Mary Curtis. Photo / Sarah Ivey Expand

Mary Curtis. Photo / Sarah Ivey

New Zealand's oldest contemporary jewellery gallery, Fingers, is celebrating its 35th anniversary this year, with a special group exhibition showcasing the creme de la creme of New Zealand's contemporary jewellery scene.

The show runs till the end of the month, and more than 30 jewellery artists are presenting new work, including Mary Curtis, who has made a selection of bold jewellery and brooches for the special show.

Curtis, who also teaches jewellery at the Manukau School of Visual Arts at MIT, has been making jewellery for 23 years, exhibiting here and overseas, and has work held in collections at the Auckland Museum and Dowse Art Museum in Lower Hutt.

Her work is "an exploration and celebration of the decorative possibilities found in the everyday. I treat the decorative materials I find interesting, such as fabric and wallpaper, as gemstones and make intricate and elaborate precious settings to house the forms I make from these materials".

She talks us through some of her favourite things.

1. Swan shaped measuring cups

I am not sure what era they are from but the age of the plastic and the style suggest around the 1950s.

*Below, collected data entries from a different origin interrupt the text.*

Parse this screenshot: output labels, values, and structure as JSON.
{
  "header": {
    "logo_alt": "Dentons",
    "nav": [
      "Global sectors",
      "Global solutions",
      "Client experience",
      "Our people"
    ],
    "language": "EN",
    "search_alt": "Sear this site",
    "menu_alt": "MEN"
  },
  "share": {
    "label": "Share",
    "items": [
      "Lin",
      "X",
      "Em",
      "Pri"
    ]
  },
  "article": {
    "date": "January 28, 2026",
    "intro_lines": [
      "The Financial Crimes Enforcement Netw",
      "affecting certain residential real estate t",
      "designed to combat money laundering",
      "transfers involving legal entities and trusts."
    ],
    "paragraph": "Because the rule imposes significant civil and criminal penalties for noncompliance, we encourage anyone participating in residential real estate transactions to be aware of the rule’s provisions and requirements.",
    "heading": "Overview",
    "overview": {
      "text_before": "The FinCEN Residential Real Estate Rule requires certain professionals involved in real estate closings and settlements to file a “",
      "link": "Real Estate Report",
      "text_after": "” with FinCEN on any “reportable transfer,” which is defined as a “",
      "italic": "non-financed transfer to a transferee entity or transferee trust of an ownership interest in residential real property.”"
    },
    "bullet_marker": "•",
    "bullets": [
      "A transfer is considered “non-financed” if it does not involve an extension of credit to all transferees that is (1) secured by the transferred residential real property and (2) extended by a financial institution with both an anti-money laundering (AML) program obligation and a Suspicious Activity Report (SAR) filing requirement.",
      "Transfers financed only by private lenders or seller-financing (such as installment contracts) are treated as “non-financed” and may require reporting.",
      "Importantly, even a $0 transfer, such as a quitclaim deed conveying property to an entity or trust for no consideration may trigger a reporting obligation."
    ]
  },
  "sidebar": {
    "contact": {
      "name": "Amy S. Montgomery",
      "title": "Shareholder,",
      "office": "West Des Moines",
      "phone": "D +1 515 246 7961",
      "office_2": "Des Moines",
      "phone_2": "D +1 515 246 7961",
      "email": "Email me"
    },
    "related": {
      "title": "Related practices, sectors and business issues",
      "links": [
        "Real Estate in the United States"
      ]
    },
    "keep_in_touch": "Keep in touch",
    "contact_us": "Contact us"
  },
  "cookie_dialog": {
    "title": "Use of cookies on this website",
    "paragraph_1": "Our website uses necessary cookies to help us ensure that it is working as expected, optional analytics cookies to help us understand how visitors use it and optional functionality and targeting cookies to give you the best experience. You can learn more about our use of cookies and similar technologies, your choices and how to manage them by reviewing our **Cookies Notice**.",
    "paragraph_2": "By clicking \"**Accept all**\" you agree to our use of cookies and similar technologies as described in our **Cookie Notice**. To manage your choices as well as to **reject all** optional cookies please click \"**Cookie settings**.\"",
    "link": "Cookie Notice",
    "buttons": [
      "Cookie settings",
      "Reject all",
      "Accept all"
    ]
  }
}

A good friend who knows my passions well found them in a second-hand shop and gave them to me as a birthday present. They fly across the bench with their backs filled with the ingredients I need - I love cooking with them.

2. My collection of dinner plates

I find it difficult to go past a second-hand shop without stopping to have a browse, and my first stop is always the kitchen section. Trade Me doesn't do it for me; I like the hunt and the joy of discovery as you fossick through the chaos and piles. I have been collecting dinner plates for about 15 years, mostly Crown Lynn and mostly from the 1950/60s.

Every dinnertime I have fun choosing what combination of plates to use.

3. Strainer collection

Or a series of small metal objects with holes in them. I have a strange fascination with the wide variety of decorative arrangements in the holes of different tea strainers and similar objects. This collection has been growing over a number of years from my second-hand shop rummaging; my husband has also found quite a few for me. I once bought a whole box of stuff in an auction just for the tea strainer. They hang on the kitchen wall.

4. Frances Hansen drawing

I have always loved Frances' work and about 10 years ago I did a swap with her and got a beautiful atmospheric drawing called Rain. The background is a deep purple wash with drawings of colander like structures that seem to catch the movement of lines that fall into them. There is such depth and mood in this work that I never tire of looking at it.